CMA moves to stop money laundering
Companies licensed under the Capital Markets Act will be required to obtain and maintain proper identification of clients as the regulator moves to prevent, detect and control possible money laundering in the capital markets. Draft guidelines on prevention of money laundering in the capital markets published by the CMA state that the companies must in all circumstances identify beneficiaries or owners who control securities accounts.
They will be required to verify identities of clients, permanent or occasional, before or in the course of transactions and decline transacting with those who fail to identify themselves adequately.
“Boards of directors of a licensed or an approved entity shall ensure that the management puts in place appropriate measures to determine whether to proceed with a business transaction where initial checks give rise to suspicions that the information provided is false and to ensure appropriate reports are made to the Financial Reporting Centre where the entity decides to proceed with transaction,” the guidelines state.
Licensees will be barred from maintaining anonymous or fictitious accounts, and will be required to monitor transactions coming from countries known for drug and human trafficking, gun running and related crimes as well as verification of numbered accounts with a view to disclose beneficial owners or controlling persons behind nominee accounts.
“For large or unusual investments, a written statement from the client confirming that the investments are legal and consistent with the goals and objectives of the client’s reasonable and normal business activities, and for large or unusual foreign transactions, a written confirmation from the client indicating the nature, reason and appropriate details of the foreign transactions sufficient to determine the legitimacy of such transactions,” the draft reads.

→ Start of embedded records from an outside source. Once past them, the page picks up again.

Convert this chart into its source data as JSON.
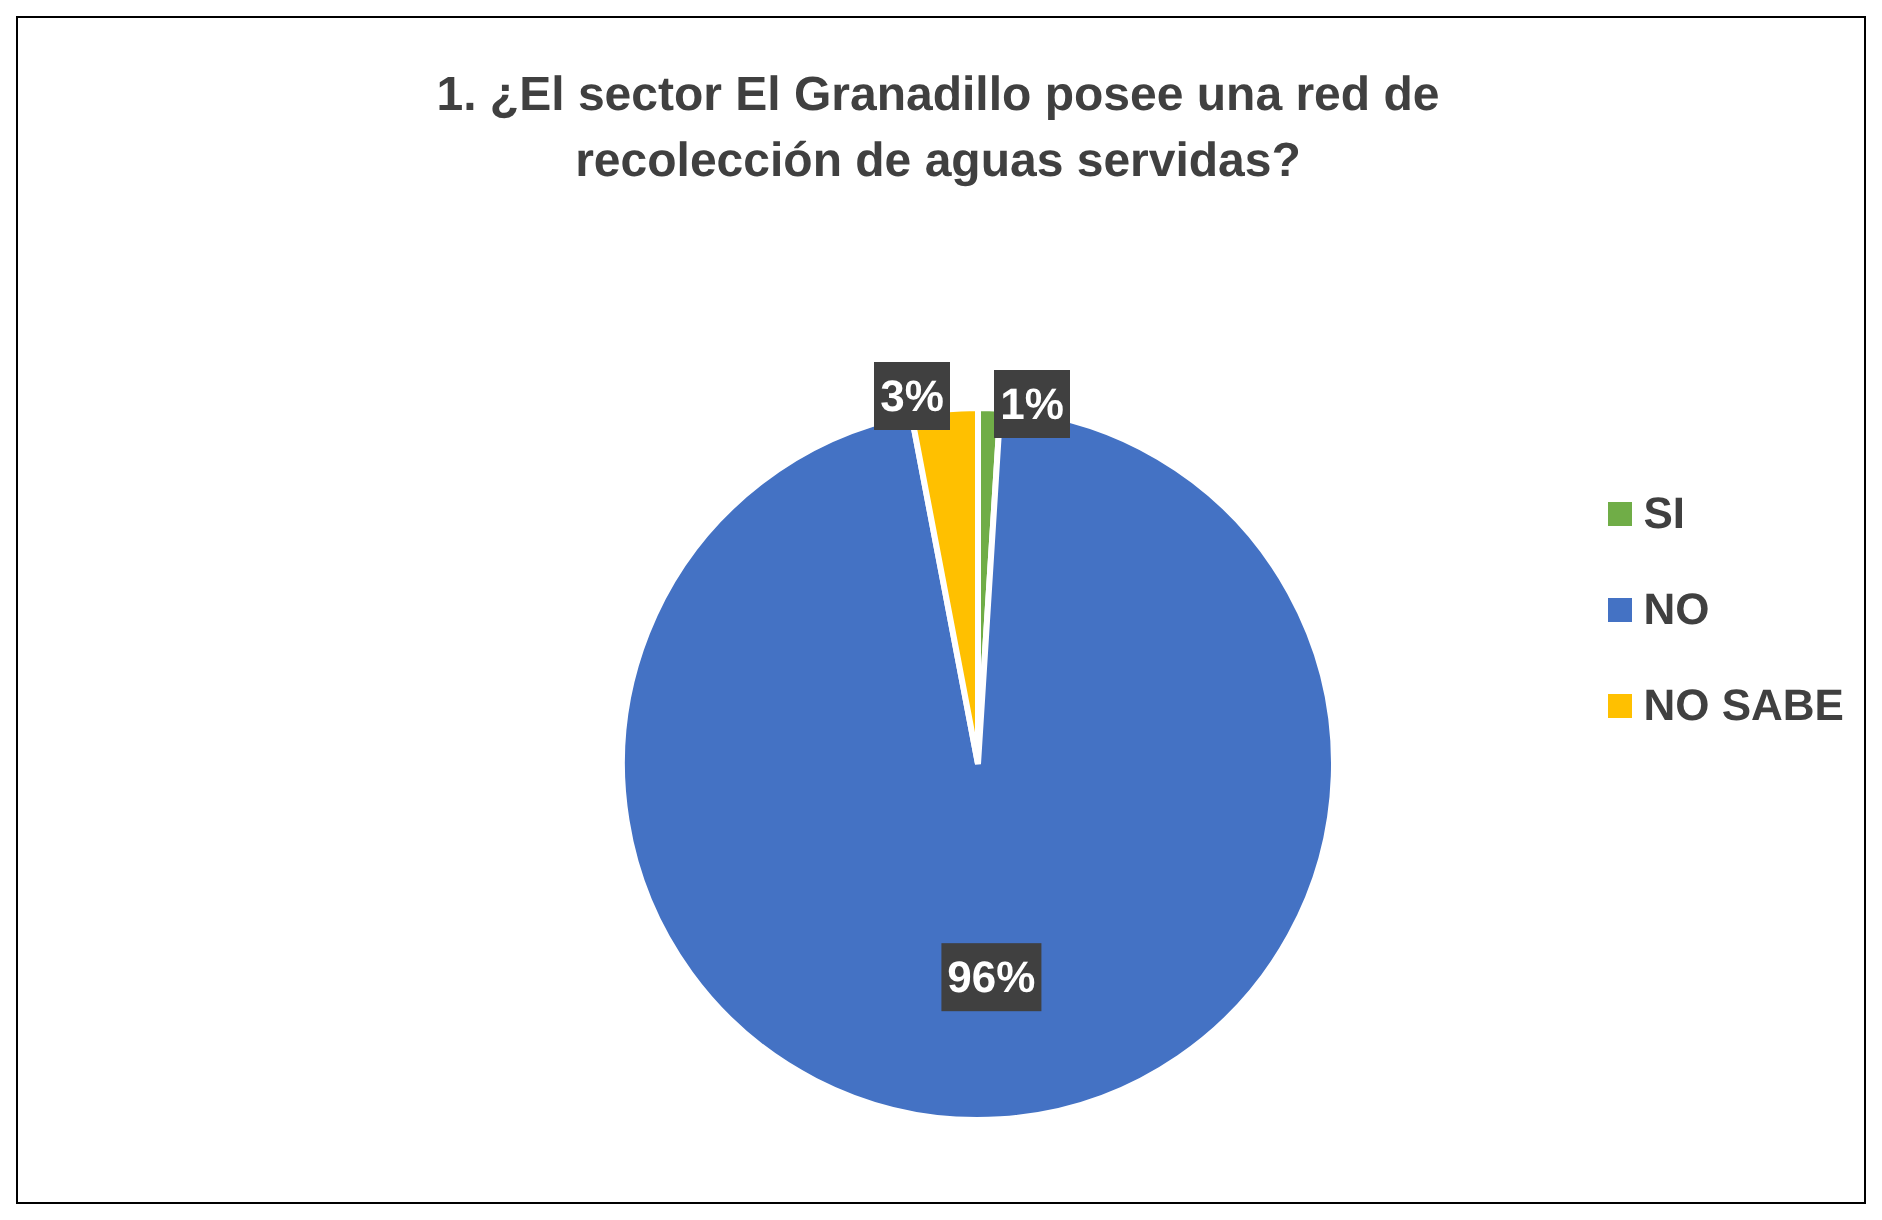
{
  "chart_data": {
    "type": "pie",
    "title": "1.  ¿El sector El Granadillo posee una red de recolección de aguas servidas?",
    "categories": [
      "SI",
      "NO",
      "NO SABE"
    ],
    "values": [
      1,
      96,
      3
    ],
    "colors": [
      "#70ad47",
      "#4472c4",
      "#ffc000"
    ],
    "value_labels": [
      "1%",
      "96%",
      "3%"
    ],
    "legend": "right"
  }
}
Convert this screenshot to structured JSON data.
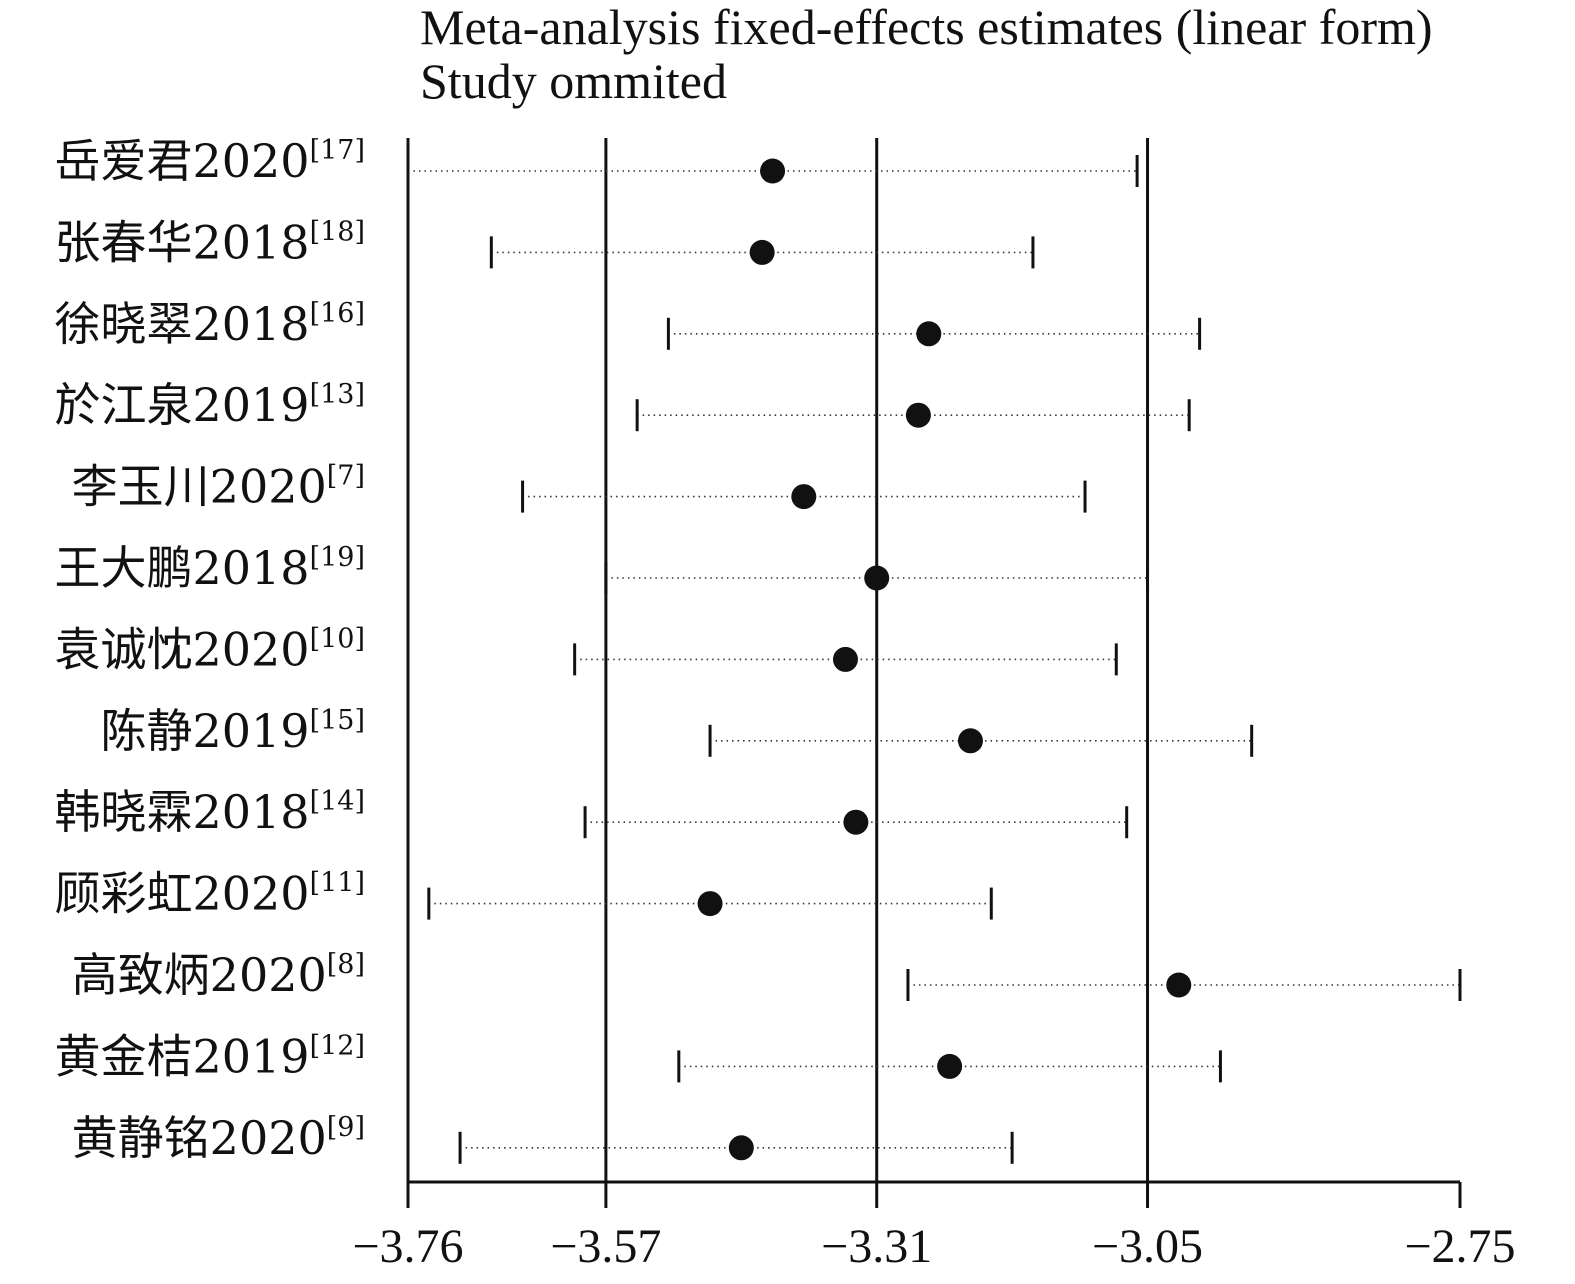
{
  "chart_data": {
    "type": "forest-plot",
    "title": "Meta-analysis fixed-effects estimates (linear form)",
    "subtitle": "Study ommited",
    "xlabel": "",
    "ylabel": "",
    "xlim": [
      -3.76,
      -2.75
    ],
    "x_ticks": [
      -3.76,
      -3.57,
      -3.31,
      -3.05,
      -2.75
    ],
    "x_tick_labels": [
      "−3.76",
      "−3.57",
      "−3.31",
      "−3.05",
      "−2.75"
    ],
    "reference_lines": [
      -3.76,
      -3.57,
      -3.31,
      -3.05
    ],
    "grid": false,
    "legend": "none",
    "studies": [
      {
        "name": "岳爱君2020",
        "ref": "[17]",
        "estimate": -3.41,
        "lower": -3.76,
        "upper": -3.06
      },
      {
        "name": "张春华2018",
        "ref": "[18]",
        "estimate": -3.42,
        "lower": -3.68,
        "upper": -3.16
      },
      {
        "name": "徐晓翠2018",
        "ref": "[16]",
        "estimate": -3.26,
        "lower": -3.51,
        "upper": -3.0
      },
      {
        "name": "於江泉2019",
        "ref": "[13]",
        "estimate": -3.27,
        "lower": -3.54,
        "upper": -3.01
      },
      {
        "name": "李玉川2020",
        "ref": "[7]",
        "estimate": -3.38,
        "lower": -3.65,
        "upper": -3.11
      },
      {
        "name": "王大鹏2018",
        "ref": "[19]",
        "estimate": -3.31,
        "lower": -3.57,
        "upper": -3.05
      },
      {
        "name": "袁诚忱2020",
        "ref": "[10]",
        "estimate": -3.34,
        "lower": -3.6,
        "upper": -3.08
      },
      {
        "name": "陈静2019",
        "ref": "[15]",
        "estimate": -3.22,
        "lower": -3.47,
        "upper": -2.95
      },
      {
        "name": "韩晓霖2018",
        "ref": "[14]",
        "estimate": -3.33,
        "lower": -3.59,
        "upper": -3.07
      },
      {
        "name": "顾彩虹2020",
        "ref": "[11]",
        "estimate": -3.47,
        "lower": -3.74,
        "upper": -3.2
      },
      {
        "name": "高致炳2020",
        "ref": "[8]",
        "estimate": -3.02,
        "lower": -3.28,
        "upper": -2.75
      },
      {
        "name": "黄金桔2019",
        "ref": "[12]",
        "estimate": -3.24,
        "lower": -3.5,
        "upper": -2.98
      },
      {
        "name": "黄静铭2020",
        "ref": "[9]",
        "estimate": -3.44,
        "lower": -3.71,
        "upper": -3.18
      }
    ],
    "colors": {
      "marker": "#111111",
      "lines": "#111111",
      "ci": "#333333"
    }
  }
}
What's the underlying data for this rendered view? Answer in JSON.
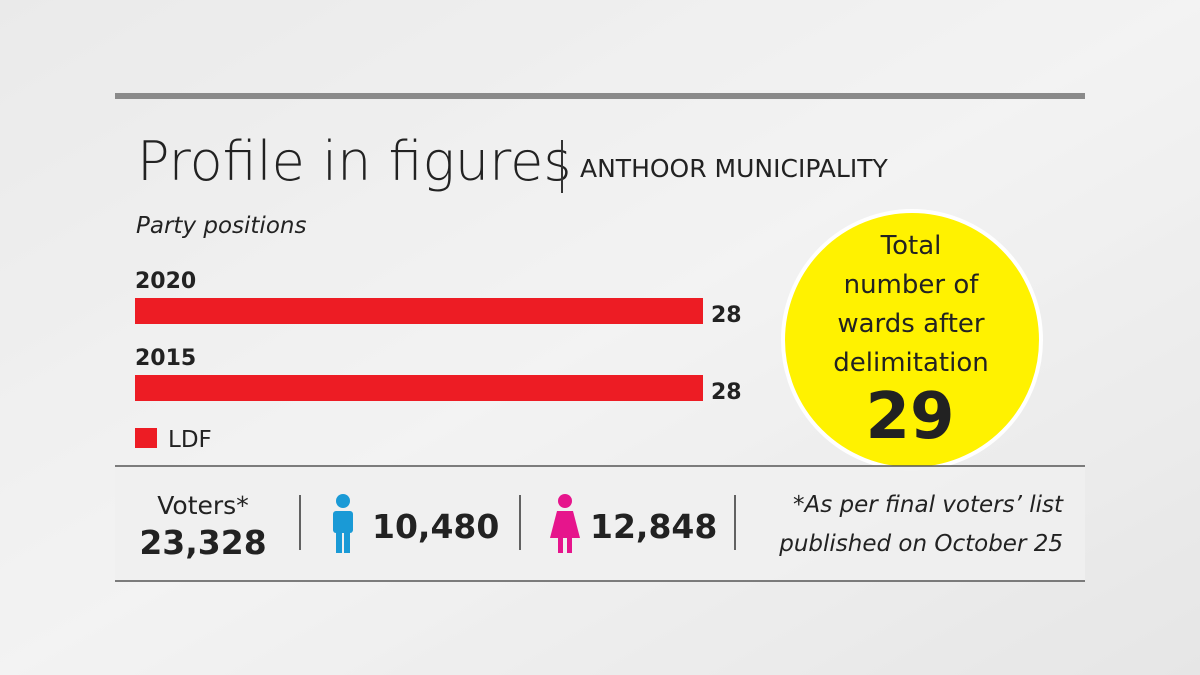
{
  "header": {
    "title": "Profile in figures",
    "subtitle": "ANTHOOR MUNICIPALITY"
  },
  "chart_data": {
    "type": "bar",
    "orientation": "horizontal",
    "title": "Party positions",
    "categories": [
      "2020",
      "2015"
    ],
    "series": [
      {
        "name": "LDF",
        "color": "#ed1c24",
        "values": [
          28,
          28
        ]
      }
    ]
  },
  "callout": {
    "text_lines": [
      "Total",
      "number of",
      "wards after",
      "delimitation"
    ],
    "value": 29
  },
  "voters": {
    "label": "Voters*",
    "total": "23,328",
    "men": "10,480",
    "women": "12,848",
    "note_lines": [
      "*As per final voters’ list",
      "published on October 25"
    ]
  }
}
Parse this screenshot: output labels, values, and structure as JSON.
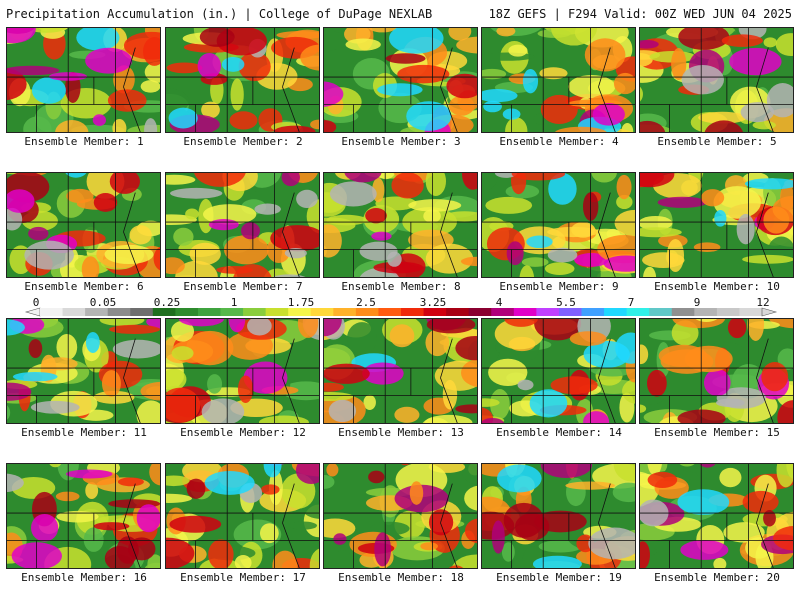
{
  "header": {
    "title": "Precipitation Accumulation (in.) | College of DuPage NEXLAB",
    "run_info": "18Z GEFS | F294 Valid: 00Z WED JUN 04 2025"
  },
  "members": [
    {
      "label": "Ensemble Member: 1"
    },
    {
      "label": "Ensemble Member: 2"
    },
    {
      "label": "Ensemble Member: 3"
    },
    {
      "label": "Ensemble Member: 4"
    },
    {
      "label": "Ensemble Member: 5"
    },
    {
      "label": "Ensemble Member: 6"
    },
    {
      "label": "Ensemble Member: 7"
    },
    {
      "label": "Ensemble Member: 8"
    },
    {
      "label": "Ensemble Member: 9"
    },
    {
      "label": "Ensemble Member: 10"
    },
    {
      "label": "Ensemble Member: 11"
    },
    {
      "label": "Ensemble Member: 12"
    },
    {
      "label": "Ensemble Member: 13"
    },
    {
      "label": "Ensemble Member: 14"
    },
    {
      "label": "Ensemble Member: 15"
    },
    {
      "label": "Ensemble Member: 16"
    },
    {
      "label": "Ensemble Member: 17"
    },
    {
      "label": "Ensemble Member: 18"
    },
    {
      "label": "Ensemble Member: 19"
    },
    {
      "label": "Ensemble Member: 20"
    }
  ],
  "colorbar": {
    "tick_labels": [
      "0",
      "0.05",
      "0.25",
      "1",
      "1.75",
      "2.5",
      "3.25",
      "4",
      "5.5",
      "7",
      "9",
      "12"
    ],
    "colors": [
      "#f2f2f2",
      "#d9d9d9",
      "#b4b4b4",
      "#8c8c8c",
      "#6e6e6e",
      "#1f6f1f",
      "#2e8b2e",
      "#3fa33f",
      "#56b84a",
      "#8acd3c",
      "#c8e02e",
      "#f5f54a",
      "#ffd83a",
      "#ffb22a",
      "#ff8c1a",
      "#ff5a10",
      "#f02a0a",
      "#d00010",
      "#a80014",
      "#8a0030",
      "#b0007a",
      "#e000c8",
      "#c040ff",
      "#8060ff",
      "#40a0ff",
      "#20d8ff",
      "#30f0e8",
      "#60c8c8",
      "#909090",
      "#b4b4b4",
      "#c8c8c8",
      "#d8d8d8"
    ]
  }
}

Compliance officers must report suspicious transactions to the FRC, which is set to be established once the Bill published by Finance minister Njeru Githae goes through. The Anti-Money Laundering Advisory Board Centre approved it in April. Licensees must undertake periodic or ad hoc reviews of existing customer records to determine the need for re-classification of a customer as high or low risk.
The CMA will revoke licenses and prescribe penalties for those breaching the capital markets Act once the law is gazetted in slightly over a month after public scrutiny. The law affects stockbrokers, investment banks, financial advisers and other licensees under the capital markets Act.